The Paws Paws came from 81EMM and 82EMM and were already of known anti-Federal sentiment. (Splitting hairs, anti-Federal but not necessarily disloyal). They were an experiment tolerated to protect against both Jim Lane-type Jayhawkers, and Anderson-type bushwhackers. Protect hearth and home against all the bad guys. Then along came regular Confederate officer Col. John C. Calhoun 'Coon' Thornton, a perceived good guy, into their midst. They joined him because of opportunity, not likely because of some oath being bandied about most of them weren't required to take at all because they weren't EMM officers or non-coms.
Where the Paw Paws made their mistake was after they went over to Thornton, instead of heading south post-haste with their Union arms and equipments and laughing all the way to Arkansas, they hung out around Platte City and had a party, literally, during which they were surrounded and wiped out. Surviving defectors were dispersed and hunted down piecemeal, and shot down like dogs, with Coon Thornton engaging in behavior which all but destroyed his reputation during the era (but strangely isn't spoken of in modern historiography).

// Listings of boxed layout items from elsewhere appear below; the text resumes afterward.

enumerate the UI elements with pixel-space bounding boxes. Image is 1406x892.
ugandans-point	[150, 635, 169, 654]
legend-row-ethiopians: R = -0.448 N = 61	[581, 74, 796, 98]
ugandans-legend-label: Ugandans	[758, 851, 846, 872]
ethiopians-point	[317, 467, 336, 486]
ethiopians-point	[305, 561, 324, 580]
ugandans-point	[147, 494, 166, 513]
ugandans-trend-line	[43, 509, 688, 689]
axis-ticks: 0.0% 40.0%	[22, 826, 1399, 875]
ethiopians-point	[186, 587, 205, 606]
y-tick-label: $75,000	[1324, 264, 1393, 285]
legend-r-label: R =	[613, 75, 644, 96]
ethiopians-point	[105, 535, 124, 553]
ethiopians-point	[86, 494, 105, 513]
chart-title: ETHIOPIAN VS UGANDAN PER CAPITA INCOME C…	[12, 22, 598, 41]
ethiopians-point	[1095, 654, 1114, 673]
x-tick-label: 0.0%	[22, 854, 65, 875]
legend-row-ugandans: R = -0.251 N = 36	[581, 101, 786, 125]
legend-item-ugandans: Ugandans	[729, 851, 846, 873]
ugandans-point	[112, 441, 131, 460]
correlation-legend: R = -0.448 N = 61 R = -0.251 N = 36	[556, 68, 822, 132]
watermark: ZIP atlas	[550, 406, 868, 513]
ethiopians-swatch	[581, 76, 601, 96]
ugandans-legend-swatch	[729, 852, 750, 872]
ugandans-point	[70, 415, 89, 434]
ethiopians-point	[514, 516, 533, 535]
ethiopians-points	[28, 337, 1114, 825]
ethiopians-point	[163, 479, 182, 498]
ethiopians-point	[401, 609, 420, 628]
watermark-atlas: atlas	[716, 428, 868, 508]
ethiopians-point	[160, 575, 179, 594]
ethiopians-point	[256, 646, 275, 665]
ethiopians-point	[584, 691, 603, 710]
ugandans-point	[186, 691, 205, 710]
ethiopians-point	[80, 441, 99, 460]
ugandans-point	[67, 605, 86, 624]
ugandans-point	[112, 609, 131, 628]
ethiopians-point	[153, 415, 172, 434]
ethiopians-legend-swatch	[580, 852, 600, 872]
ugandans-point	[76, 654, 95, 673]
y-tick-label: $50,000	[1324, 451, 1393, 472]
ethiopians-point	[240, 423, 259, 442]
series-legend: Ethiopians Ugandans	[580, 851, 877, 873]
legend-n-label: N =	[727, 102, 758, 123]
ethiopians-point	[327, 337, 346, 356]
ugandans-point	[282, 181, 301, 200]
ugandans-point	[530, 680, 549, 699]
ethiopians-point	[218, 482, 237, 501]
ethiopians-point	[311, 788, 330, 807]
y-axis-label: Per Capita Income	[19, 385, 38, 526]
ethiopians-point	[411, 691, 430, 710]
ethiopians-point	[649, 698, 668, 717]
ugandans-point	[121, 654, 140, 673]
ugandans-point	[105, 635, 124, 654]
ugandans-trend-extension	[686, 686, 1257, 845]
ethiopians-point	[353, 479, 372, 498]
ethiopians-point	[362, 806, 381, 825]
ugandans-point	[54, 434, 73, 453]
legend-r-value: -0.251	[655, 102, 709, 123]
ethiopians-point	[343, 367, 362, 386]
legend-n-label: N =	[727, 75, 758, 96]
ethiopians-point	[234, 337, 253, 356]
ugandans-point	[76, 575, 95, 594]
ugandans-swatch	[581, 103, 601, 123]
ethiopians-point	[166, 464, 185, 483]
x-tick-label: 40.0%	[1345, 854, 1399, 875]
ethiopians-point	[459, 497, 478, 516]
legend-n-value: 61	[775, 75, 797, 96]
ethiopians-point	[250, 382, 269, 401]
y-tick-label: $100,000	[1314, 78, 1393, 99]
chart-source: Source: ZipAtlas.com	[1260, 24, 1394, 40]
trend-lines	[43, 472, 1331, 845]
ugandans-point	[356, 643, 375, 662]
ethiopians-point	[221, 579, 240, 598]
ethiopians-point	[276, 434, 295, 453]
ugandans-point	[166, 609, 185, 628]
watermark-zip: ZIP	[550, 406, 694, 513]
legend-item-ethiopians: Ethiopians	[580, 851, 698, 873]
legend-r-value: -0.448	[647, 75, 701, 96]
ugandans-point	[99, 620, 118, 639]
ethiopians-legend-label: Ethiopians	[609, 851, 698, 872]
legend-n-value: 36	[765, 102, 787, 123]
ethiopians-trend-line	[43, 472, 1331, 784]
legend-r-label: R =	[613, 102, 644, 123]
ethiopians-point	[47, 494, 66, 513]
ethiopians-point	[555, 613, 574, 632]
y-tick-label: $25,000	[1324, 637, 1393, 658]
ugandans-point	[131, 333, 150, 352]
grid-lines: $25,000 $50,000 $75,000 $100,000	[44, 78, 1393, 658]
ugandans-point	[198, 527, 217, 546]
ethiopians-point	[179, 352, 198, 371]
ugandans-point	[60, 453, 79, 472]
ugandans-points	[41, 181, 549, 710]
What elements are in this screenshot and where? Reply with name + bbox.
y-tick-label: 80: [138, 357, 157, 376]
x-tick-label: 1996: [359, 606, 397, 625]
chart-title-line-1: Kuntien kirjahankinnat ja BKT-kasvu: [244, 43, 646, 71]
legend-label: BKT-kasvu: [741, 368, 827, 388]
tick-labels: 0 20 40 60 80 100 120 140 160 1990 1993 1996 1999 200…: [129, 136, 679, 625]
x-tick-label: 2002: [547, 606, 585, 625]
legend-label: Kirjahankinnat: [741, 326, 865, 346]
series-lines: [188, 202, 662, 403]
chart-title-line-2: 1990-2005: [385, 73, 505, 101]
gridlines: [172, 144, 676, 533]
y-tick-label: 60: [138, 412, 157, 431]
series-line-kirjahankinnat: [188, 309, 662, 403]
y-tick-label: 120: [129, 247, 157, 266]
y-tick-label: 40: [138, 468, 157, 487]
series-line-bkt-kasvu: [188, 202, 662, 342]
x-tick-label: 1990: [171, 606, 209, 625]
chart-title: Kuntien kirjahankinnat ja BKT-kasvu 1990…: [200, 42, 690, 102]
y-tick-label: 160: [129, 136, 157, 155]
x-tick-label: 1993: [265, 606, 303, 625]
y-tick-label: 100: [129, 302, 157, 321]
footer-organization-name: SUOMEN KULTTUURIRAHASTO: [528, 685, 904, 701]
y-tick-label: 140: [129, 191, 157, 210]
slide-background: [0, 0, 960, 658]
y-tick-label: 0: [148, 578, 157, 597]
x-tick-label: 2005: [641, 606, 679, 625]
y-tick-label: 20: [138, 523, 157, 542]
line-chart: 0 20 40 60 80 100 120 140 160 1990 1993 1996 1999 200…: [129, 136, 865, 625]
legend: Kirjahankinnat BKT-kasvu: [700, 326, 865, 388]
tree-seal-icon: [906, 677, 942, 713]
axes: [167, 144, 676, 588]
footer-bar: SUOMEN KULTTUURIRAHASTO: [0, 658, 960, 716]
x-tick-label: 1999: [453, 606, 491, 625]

The phrase Paw Paws, originally specific to 81EMM and 82EMM, became genericized and applied to any considered EMM unit threat and likely (undoubtedly in my opinion) accelerated the broader EMM purge under SO 126. I imagine it ordinarily would have taken months to gather the lists of oath-takers from each of the far-flung county clerks, which then would have had to have been cross-referenced with thousands of names from EMM rolls to identify the 838 non-oath takers. But instead of months, it took just days. 18 days, to be specific, illustrating the urgency of the matter.